Near-Ultraviolet Light-Driven Photocatalytic Chlorine Activation Process with Novel Chlorine Activation Mechanisms
Zihang Cheng, Li Ling, Chii Shang
Abstract
In this study, the near-ultraviolet (near-UV) light-driven TiO2 photocatalytic chlorine activation process, termed as the UV365/TiO2/chlorine process, degrades a representative recalcitrant micropollutant, carbamazepine (CBZ), at an apparent first-order rate constant (kCBZ′) that is 34.2 and 3.9 times higher than those without TiO2 and chlorine, respectively.
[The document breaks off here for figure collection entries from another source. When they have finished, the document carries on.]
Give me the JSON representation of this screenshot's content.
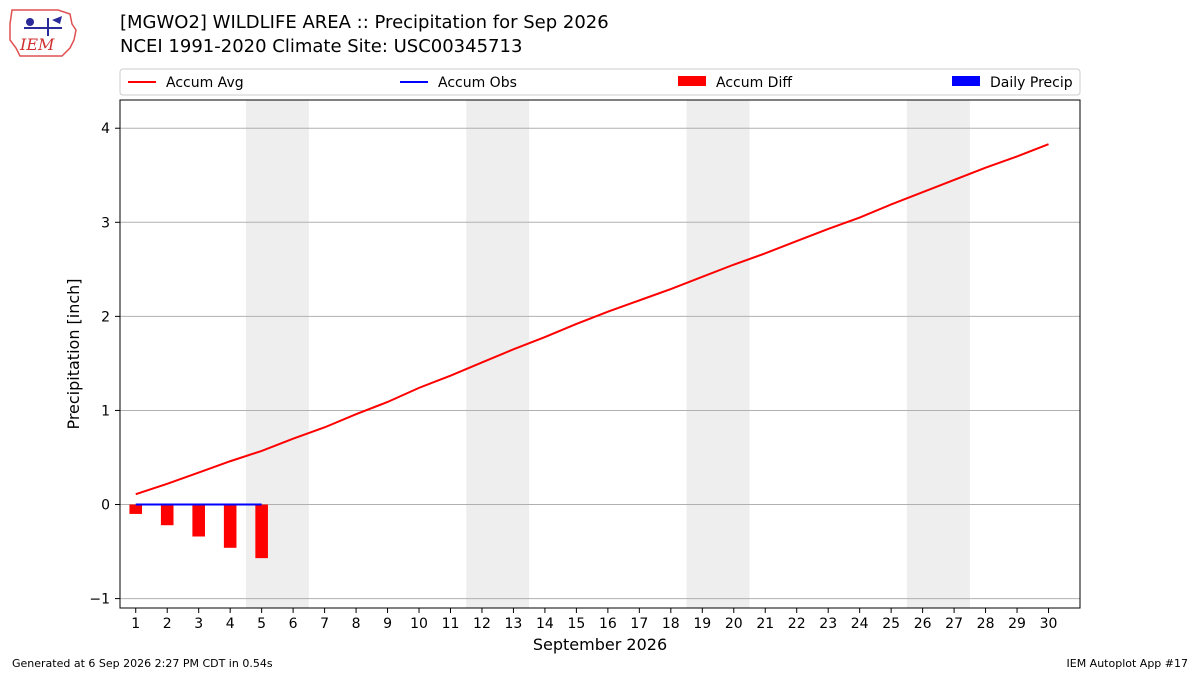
{
  "header": {
    "title_line1": "[MGWO2] WILDLIFE AREA :: Precipitation for Sep 2026",
    "title_line2": "NCEI 1991-2020 Climate Site: USC00345713",
    "logo_text": "IEM"
  },
  "footer": {
    "generated": "Generated at 6 Sep 2026 2:27 PM CDT in 0.54s",
    "app": "IEM Autoplot App #17"
  },
  "colors": {
    "accum_avg": "#ff0000",
    "accum_obs": "#0000ff",
    "accum_diff": "#ff0000",
    "daily_precip": "#0000ff",
    "weekend_shade": "#eeeeee",
    "grid": "#b0b0b0"
  },
  "chart_data": {
    "type": "line",
    "title": "[MGWO2] WILDLIFE AREA :: Precipitation for Sep 2026",
    "subtitle": "NCEI 1991-2020 Climate Site: USC00345713",
    "xlabel": "September 2026",
    "ylabel": "Precipitation [inch]",
    "xlim": [
      0.5,
      31.0
    ],
    "ylim": [
      -1.1,
      4.3
    ],
    "yticks": [
      -1,
      0,
      1,
      2,
      3,
      4
    ],
    "xticks": [
      1,
      2,
      3,
      4,
      5,
      6,
      7,
      8,
      9,
      10,
      11,
      12,
      13,
      14,
      15,
      16,
      17,
      18,
      19,
      20,
      21,
      22,
      23,
      24,
      25,
      26,
      27,
      28,
      29,
      30
    ],
    "grid": "horizontal",
    "legend_placement": "top",
    "weekend_shading": [
      [
        5,
        6
      ],
      [
        12,
        13
      ],
      [
        19,
        20
      ],
      [
        26,
        27
      ]
    ],
    "legend": [
      "Accum Avg",
      "Accum Obs",
      "Accum Diff",
      "Daily Precip"
    ],
    "series": [
      {
        "name": "Accum Avg",
        "type": "line",
        "x": [
          1,
          2,
          3,
          4,
          5,
          6,
          7,
          8,
          9,
          10,
          11,
          12,
          13,
          14,
          15,
          16,
          17,
          18,
          19,
          20,
          21,
          22,
          23,
          24,
          25,
          26,
          27,
          28,
          29,
          30
        ],
        "values": [
          0.11,
          0.22,
          0.34,
          0.46,
          0.57,
          0.7,
          0.82,
          0.96,
          1.09,
          1.24,
          1.37,
          1.51,
          1.65,
          1.78,
          1.92,
          2.05,
          2.17,
          2.29,
          2.42,
          2.55,
          2.67,
          2.8,
          2.93,
          3.05,
          3.19,
          3.32,
          3.45,
          3.58,
          3.7,
          3.83
        ]
      },
      {
        "name": "Accum Obs",
        "type": "line",
        "x": [
          1,
          2,
          3,
          4,
          5
        ],
        "values": [
          0,
          0,
          0,
          0,
          0
        ]
      },
      {
        "name": "Accum Diff",
        "type": "bar",
        "x": [
          1,
          2,
          3,
          4,
          5
        ],
        "values": [
          -0.1,
          -0.22,
          -0.34,
          -0.46,
          -0.57
        ]
      },
      {
        "name": "Daily Precip",
        "type": "bar",
        "x": [],
        "values": []
      }
    ]
  }
}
In this process, chlorine serves a more important role as a catalyst to enhance the yield of hydroxyl radicals (HO·) without being consumed, in addition to its role as a radical precursor to produce HO· and reactive chlorine species. kCBZ′ increased with increasing TiO2 dosages from 1.0 to 20.0 mg/L and light intensities from 0.1 to 0.33 mW/cm2 and with decreasing chlorine dosages from 5.0 to 1.0 mgCl2/L. Increasing pH increased the overall radical concentrations but transformed HO· and Cl· to less reactive ClO·, leading to a decreasing kCBZ′ from pH 6.0 to 9.0. The dual roles of chlorine in the process enabled the rapid CBZ degradation at a chlorine dosage about 1/20 to that of the conventional UVC/chlorine process, at a TiO2 dosage about 1/200 to that of the UVC/TiO2 process and at an electrical energy per order of CBZ degradation at least 2-order of magnitude lower than those of the existing UVC-based processes.